British Journal of Haematology | 1995
Ross D. Brown; Xiao-Feng Luo; John Gibson; Alec Morley; Pamela J. Sykes; Michael J. Brisco; Doug Joshua
An mRNA in situ hybridization (ISH) method which used non‐radioactive idiotypic oligonucleotide probes has been used to detect malignant cells in the bone marrow and peripheral blood of patients with multiple myeloma. For each of two patients with multiple myeloma a pair of biotinylated antisense oligonucleotide probes (18–22mer) was prepared from non‐germline sequences of the rearranged immunoglobulin heavy chain (IgH) gene. These oligonucleotide sequences were not homologous with any previously published sequence. The probes from each patient were specific as shown by a failure to hybridize to any cells from six other myeloma patients and four normal individuals. Specific staining of IgH gene mRNA occurred only when the myeloma cells and the sequence of the probe used were from the same patient. Using simultaneous fluorescent immunocytochemistry it was shown that more than 95% of the ISH‐positive cells expressed the malignant light chain in their cytoplasm.
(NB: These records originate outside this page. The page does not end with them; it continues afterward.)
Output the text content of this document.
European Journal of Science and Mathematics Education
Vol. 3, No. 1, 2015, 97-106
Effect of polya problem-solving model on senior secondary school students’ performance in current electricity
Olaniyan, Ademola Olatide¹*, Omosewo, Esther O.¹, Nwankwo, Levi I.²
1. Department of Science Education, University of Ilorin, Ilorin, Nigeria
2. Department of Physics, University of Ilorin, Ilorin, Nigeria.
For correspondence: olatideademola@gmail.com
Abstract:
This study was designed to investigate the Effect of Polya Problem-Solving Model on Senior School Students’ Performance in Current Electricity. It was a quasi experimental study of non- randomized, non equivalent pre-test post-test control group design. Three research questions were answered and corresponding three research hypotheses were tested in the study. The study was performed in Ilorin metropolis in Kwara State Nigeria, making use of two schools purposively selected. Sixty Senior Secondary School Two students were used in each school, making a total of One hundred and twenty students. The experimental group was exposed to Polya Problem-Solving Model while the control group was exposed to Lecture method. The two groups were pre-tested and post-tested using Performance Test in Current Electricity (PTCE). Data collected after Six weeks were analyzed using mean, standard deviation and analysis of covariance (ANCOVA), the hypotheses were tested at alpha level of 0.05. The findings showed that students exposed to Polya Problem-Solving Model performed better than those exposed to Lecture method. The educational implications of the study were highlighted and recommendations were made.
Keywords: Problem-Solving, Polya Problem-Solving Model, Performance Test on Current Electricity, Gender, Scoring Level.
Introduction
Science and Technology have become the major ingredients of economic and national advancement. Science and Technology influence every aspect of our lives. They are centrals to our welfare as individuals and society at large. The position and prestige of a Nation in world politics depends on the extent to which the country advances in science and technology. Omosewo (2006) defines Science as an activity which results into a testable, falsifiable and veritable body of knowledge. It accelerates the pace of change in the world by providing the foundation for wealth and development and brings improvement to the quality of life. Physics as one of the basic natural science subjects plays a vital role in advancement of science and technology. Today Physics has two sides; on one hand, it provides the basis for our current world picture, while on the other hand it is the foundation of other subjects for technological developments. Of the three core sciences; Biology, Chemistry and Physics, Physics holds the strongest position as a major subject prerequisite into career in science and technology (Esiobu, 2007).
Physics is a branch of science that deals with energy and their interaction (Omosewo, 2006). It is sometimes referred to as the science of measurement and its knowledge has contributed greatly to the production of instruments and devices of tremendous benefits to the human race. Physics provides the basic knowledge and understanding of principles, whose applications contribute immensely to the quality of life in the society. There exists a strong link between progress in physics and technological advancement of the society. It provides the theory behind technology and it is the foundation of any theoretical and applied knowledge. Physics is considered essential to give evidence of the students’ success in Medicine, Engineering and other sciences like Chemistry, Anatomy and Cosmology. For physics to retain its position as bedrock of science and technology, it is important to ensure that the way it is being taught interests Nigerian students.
ISH positive cells were found in 1–4% of the peripheral blood mononuclear fraction of these two patients. These studies show that idiotypic oligonucleotide IgH gene probes can be used to identify individual cells belonging to the malignant clone and offer the possibility of developing innovative tumour‐specific therapeutic procedures using antisense technology for patients with myeloma.